Frem hopes the center can open by next summer, but that schedule is dependent on how long construction takes, given current supply-chain limitations. He has worked closely with JRA Chairman Msgr. Raymond Balta on the project.

"I just think that the city itself should have, absolutely, an urgent-care facility," Balta said. "Plus these other facilities are for people who, I think, are looking for something that's more comprehensive with their health care."

Balta called the proposed clinic "a great thing for the city."

"I think preventive medicine and preventive care and concern, that's going to make the big difference in the community, as well," Balta said. "I think this is really unique."

The center will move into a building that has sat vacant since Cambria-Rowe Business College closed in 2016.

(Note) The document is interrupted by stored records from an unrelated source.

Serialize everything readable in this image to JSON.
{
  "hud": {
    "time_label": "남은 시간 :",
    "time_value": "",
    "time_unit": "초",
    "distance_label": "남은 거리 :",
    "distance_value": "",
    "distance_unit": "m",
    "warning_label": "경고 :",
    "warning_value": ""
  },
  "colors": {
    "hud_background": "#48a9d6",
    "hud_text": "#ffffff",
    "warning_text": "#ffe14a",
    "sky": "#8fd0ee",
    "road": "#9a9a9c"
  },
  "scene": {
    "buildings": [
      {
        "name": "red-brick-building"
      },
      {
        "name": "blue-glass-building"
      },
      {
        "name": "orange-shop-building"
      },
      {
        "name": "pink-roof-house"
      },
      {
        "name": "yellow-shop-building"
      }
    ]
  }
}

JRA, which purchased the structure after the college's closure, had been working with Pittsburgh-based Telehealth Suite, a health care technology company that wanted to open a call center to support people recovering from opioid addiction. That plan never came to fruition.

Balta and JRA Executive Director Melissa Komar said Telehealth Suite did not commit to a definitive timeline, so the authority moved on from the project. Telehealth Suite President Apryle Horbal, a Richland High School graduate, did not immediately respond to an interview request.

Grant funding for the Telehealth Suite project had already been secured, including more than $1.2 million in state Redevelopment Assistance Capital Program money and $1.95 million from the U.S. Department of Commerce Economic Development Administration.

Those funds will now go to the Ave Maria plan.

"Because the grants that we applied for were geared toward health care, we're able to utilize the grants that we never drew down on for the Cambria-Rowe building for this project," Komar said. "They were our grants to begin with, owned by the authority, never owned by TeleHealth."

Komar added: "We've never drawn down one dollar of the funding, so it's really nothing. It's just like the grants will start from scratch because we never used them."

State Rep. Jim Rigby and state Sen. Wayne Langerholc Jr. said they both support transferring the state funds from the Telehealth Suite project to the proposed Ave Maria Medical Center.